Observations – Nearmap AI comparable to LiDAR
The relative difference exhibited very tight correlation (standard deviation 5.32%), centred around a median difference of -18.1% (where the Nearmap measurement was 18% below the LiDAR measurement), and mean difference of -17.5%. The only outlier was the LGA with smallest coverage (Port Adelaide Enfield), where the value lay around 10%.
Observations – Nearmap AI compared to Hort Innovation/RMIT i-Tree Analysis
The relative differences exhibited much looser correlation, with a standard deviation across all three time points of 11.15%. The means were much closer, however, with a median difference of +1.9%, mean difference +1.1%.
Analysis
Systematic Differences
A systematic difference is a consistent, repeatable difference between two methodologies that is caused by a difference in methodology. ‘Bias’ would be another word commonly used to describe this concept. One example would be the difference between a human starting a race manually with a stop watch, and an electronic automated system. The human has a natural reaction time, and there will therefore always be a delay in the manual timing compared to the automated one.
For a canopy cover assessment, the most likely cause of systematic differences comes down to definition. Subtle differences in definition of what constitutes a tree (whether deliberate or a limitation of the sensing system), if applied consistently to a data set, can have a large impact.
There is clearly a strong, systematic difference between the Nearmap AI and LiDAR results. With a paired t-test between the two measurements having a p-value of 0.00003, it is statistically improbable that the differences are due to random variation. Pooling all three time points for the i-Tree analysis data, there is insufficient evidence to suggest a meaningful difference (bias) between the two data sets (p-value of 0.73).

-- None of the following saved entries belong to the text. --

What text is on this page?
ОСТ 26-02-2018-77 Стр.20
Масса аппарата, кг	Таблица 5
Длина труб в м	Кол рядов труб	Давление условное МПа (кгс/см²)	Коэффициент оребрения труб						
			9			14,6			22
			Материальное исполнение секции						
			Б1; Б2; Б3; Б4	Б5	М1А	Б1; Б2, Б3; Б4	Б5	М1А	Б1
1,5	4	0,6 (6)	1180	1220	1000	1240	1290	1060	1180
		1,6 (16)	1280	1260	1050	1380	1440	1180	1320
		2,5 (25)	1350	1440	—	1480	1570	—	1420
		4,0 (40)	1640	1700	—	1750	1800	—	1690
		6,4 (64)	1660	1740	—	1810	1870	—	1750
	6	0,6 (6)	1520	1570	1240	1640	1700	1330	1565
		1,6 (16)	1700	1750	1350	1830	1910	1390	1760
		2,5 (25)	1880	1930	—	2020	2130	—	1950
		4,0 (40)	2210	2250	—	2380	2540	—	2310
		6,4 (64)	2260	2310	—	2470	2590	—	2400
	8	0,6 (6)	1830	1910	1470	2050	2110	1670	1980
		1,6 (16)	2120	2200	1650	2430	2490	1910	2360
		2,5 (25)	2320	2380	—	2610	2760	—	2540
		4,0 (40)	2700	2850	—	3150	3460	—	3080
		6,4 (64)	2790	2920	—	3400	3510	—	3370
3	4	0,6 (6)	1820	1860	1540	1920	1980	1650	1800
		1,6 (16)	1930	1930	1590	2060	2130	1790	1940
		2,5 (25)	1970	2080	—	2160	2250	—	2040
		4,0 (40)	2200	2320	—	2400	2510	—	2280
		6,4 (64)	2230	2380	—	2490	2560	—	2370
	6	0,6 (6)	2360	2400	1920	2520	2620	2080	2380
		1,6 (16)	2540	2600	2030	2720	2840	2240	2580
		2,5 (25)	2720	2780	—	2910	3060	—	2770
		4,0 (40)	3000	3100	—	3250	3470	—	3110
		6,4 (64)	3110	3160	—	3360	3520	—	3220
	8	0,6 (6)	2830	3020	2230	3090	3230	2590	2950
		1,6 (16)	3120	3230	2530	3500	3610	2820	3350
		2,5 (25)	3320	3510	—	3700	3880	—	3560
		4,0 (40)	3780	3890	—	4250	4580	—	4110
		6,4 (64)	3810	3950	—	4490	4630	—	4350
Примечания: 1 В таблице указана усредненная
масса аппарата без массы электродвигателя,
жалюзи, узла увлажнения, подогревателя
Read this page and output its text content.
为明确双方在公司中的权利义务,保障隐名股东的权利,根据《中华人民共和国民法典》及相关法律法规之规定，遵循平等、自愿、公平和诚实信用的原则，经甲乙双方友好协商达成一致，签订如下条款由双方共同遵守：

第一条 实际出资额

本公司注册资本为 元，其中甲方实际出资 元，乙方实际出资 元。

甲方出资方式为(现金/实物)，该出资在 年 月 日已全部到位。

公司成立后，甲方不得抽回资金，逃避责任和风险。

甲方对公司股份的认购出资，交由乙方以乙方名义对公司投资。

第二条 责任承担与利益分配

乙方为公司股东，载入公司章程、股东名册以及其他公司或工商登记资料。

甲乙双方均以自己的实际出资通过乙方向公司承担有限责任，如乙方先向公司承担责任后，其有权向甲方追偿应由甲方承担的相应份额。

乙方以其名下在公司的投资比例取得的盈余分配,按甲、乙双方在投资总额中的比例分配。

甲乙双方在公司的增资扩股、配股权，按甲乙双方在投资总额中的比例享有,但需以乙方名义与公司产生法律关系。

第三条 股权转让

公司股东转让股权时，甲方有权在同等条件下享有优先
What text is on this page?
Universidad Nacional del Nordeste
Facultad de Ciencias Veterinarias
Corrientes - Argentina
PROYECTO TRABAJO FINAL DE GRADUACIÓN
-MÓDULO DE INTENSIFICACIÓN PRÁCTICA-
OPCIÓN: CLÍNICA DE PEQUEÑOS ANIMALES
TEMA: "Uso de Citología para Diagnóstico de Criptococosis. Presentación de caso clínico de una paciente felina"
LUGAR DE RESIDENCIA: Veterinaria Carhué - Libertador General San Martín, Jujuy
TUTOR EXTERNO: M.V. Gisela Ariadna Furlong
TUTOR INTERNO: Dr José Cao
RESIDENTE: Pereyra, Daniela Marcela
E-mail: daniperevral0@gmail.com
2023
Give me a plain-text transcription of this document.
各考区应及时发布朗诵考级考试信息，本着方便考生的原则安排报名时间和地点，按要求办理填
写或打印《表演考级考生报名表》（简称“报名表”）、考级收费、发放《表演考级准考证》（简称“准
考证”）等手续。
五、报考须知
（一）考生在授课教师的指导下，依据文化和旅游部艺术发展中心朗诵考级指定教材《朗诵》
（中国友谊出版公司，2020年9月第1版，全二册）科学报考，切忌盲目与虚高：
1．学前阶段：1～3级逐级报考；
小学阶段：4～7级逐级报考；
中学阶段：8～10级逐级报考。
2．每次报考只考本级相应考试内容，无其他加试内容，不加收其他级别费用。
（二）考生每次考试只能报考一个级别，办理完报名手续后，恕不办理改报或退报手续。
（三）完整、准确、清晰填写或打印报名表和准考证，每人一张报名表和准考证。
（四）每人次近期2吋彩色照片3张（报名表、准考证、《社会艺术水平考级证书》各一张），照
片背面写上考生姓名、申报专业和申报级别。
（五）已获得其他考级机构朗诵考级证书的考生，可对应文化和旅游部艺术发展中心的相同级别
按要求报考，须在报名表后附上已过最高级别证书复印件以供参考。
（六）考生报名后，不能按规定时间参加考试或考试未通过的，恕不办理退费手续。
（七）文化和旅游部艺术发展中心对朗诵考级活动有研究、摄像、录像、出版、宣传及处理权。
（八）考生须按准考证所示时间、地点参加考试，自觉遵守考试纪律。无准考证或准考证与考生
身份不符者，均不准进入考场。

The strong disagreement between Nearmap AI and LiDAR results can possibly be explained due to edge effects on trees. The visual inspection in part 3 of this series found that both methodologies reliably capture the trees. However, they exhibited different artefacts (notably the 1 square metre grid on which the LiDAR was computed), particularly on the edges of trees.
Our hypothesis is that these edge effects are sufficient to explain the offset. In the image below, the orange perimeter enlarges the total area of the circle by 18%. Visually, it looks like a small difference, but this is due to it being distributed around the perimeter. From the visual assessment in the previous post, it is certainly plausible that this difference is present, either due to the blocky nature of the 1 square metre processing grid, or simply the different sensor technology causing a more generous interpretation of tree edges. The cause cannot be determined without careful quantitative analysis of the raw data, but the effect is clear — if Nearmap AI results indicate a tree canopy cover of 20%, the LiDAR study would indicate 23.6%. This may not be a problem with year-on-year change analysis (if a consistent methodology is applied). But could have very tangible results if absolute tree cover targets are being discussed.